Ecrire quand le sommeil refuse de venir. La fatigue est là mais elle ne suffit pas.
J'ai enfin la chance d'avoir trouvé mon bonheur. La lumière au bout du tunnel, je la vois et pourtant... . J'ai tellement peur que ce bonheur s'écoule entre mes doigts.
C'est un moment de doutes au milieu de ce qui semble être un rêve. Des attentes qui sont là, partagées pour une fois, mais les doutes viennent comme un poison. Ils tourbillonnent puis s'échappent.
L'impatience est d'autant plus grande que l'attente a été grande. Un rêve de petite fille, de femme. Seule l'écriture me permettra de lâcher prise et de relativiser.
Peur de perdre ce qui a pris tant de temps à arriver, peur de ne pas pouvoir réaliser mon rêve alors que tous les ingrédients y sont ? La construction avance pas à pas.

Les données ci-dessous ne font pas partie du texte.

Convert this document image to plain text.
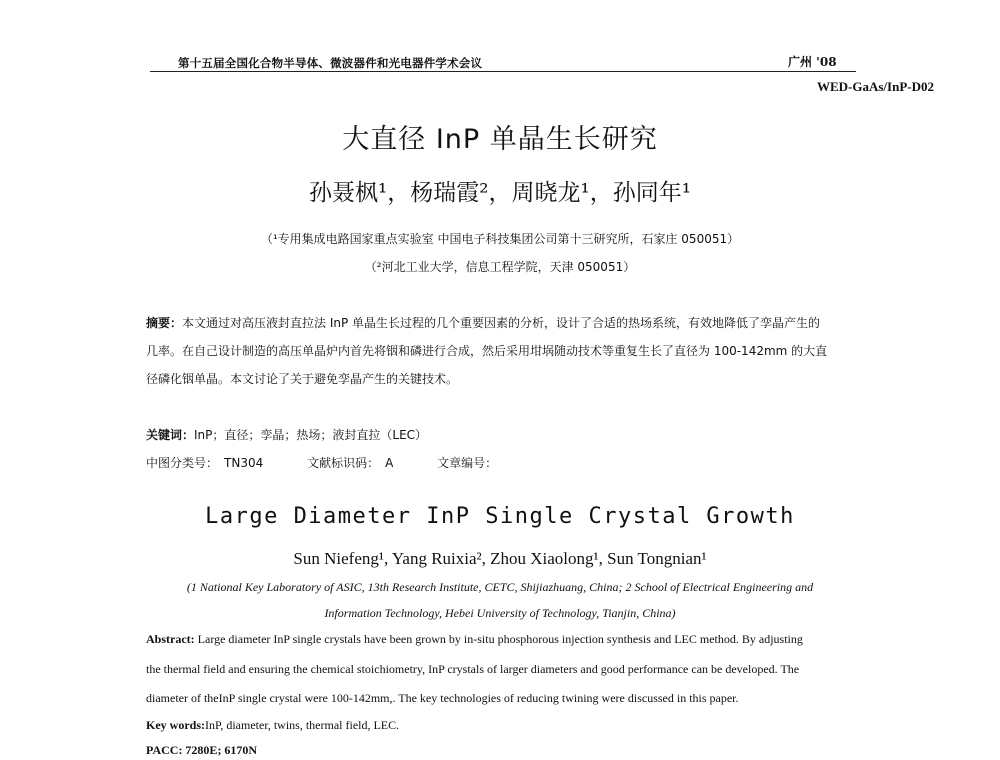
第十五届全国化合物半导体、微波器件和光电器件学术会议	广州 '08
WED-GaAs/InP-D02
大直径 InP 单晶生长研究
孙聂枫¹，杨瑞霞²，周晓龙¹，孙同年¹
（¹专用集成电路国家重点实验室 中国电子科技集团公司第十三研究所，石家庄 050051）
（²河北工业大学，信息工程学院，天津 050051）
摘要：本文通过对高压液封直拉法 InP 单晶生长过程的几个重要因素的分析，设计了合适的热场系统，有效地降低了孪晶产生的
几率。在自己设计制造的高压单晶炉内首先将铟和磷进行合成，然后采用坩埚随动技术等重复生长了直径为 100-142mm 的大直
径磷化铟单晶。本文讨论了关于避免孪晶产生的关键技术。
关键词：InP；直径；孪晶；热场；液封直拉（LEC）
中图分类号： TN304	文献标识码： A	文章编号：
Large Diameter InP Single Crystal Growth
Sun Niefeng¹, Yang Ruixia², Zhou Xiaolong¹, Sun Tongnian¹
(1 National Key Laboratory of ASIC, 13th Research Institute, CETC, Shijiazhuang, China; 2 School of Electrical Engineering and
Information Technology, Hebei University of Technology, Tianjin, China)
Abstract: Large diameter InP single crystals have been grown by in-situ phosphorous injection synthesis and LEC method. By adjusting
the thermal field and ensuring the chemical stoichiometry, InP crystals of larger diameters and good performance can be developed. The
diameter of theInP single crystal were 100-142mm,. The key technologies of reducing twining were discussed in this paper.
Key words:InP, diameter, twins, thermal field, LEC.
PACC: 7280E; 6170N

Je me prends encore la tête. Je devrais faire davantage confiance en la vie. Mon passé me rattrappe sans cesse et pourtant, ces blessures je voudrais tant les effacer. Elles sont tellement insidieuses. Des paroles en rappellent d'autres et les images reviennent sans que le même contexte y soit. Un doublage raté. Quand je pense avoir écrit le mot fin, il y a toujours quelque chose qui m'y reconduit pour mieux ralentir la progression.
Je ne veux pas tout gâcher. Ces souvenirs douloureux doivent pouvoir se taire devant cette nouvelle chance que m'offre la vie.
Bien sûr, tout n'est pas parfait mais l'essentiel est là. L'amour... Je n'y croyais plus. Je pensais que je resterais là à errer en étant obligée de me détourner de mes rêves pour une autre vie. J'ai enfin la chance de serrer contre moi chaque jour celui qui partage les mêmes rêves que moi. Les exigences de la vie à deux sont compensées par les projets et les attentions de tous les jours. Peu à peu, je construis des expériences simples et positives. Mais le passé est un ennemi pour moi. Il a aiguisé ma méfiance envers les hommes. Je ne laisse rien passer par crainte de la manipulation ou par un manque de confiance en mon jugement. Je terrasse un à un mes démons.
Tout ce texte pour me donner envie de dire à toutes les femmes ou les hommes qui subissent des violences quelles qu'elles soient : "Partez, le plus vite et le plus tôt possible. Le temps passé entre les pattes d'un prédateur est un poison. Plus il est long, plus il détruit. N'attendez pas que l'autre change."
Pourtant, chacun son rythme et ce n'est pas si simple.
La leçon que je retire que tout cela est : de toujours faire confiance en la vie, de se battre et surtout toujours croire en ses rêves même si plus rien ne semble le permettre.
L'être humain s'adapte à tout et est très solide. Il se relève toujours s'il le souhaite. C'est pour cela que j'aime cette phrase "L'homme est un roseau pensant, il plie mais ne rompt pas." Le plus important pour moi a été de garder intacte ma force intérieure. Une liberté de penser dont le silence est la forteresse et la volonté la colonne vertébrale.
Une ligne directrice tournée vers l'espoir et la fureur de vivre.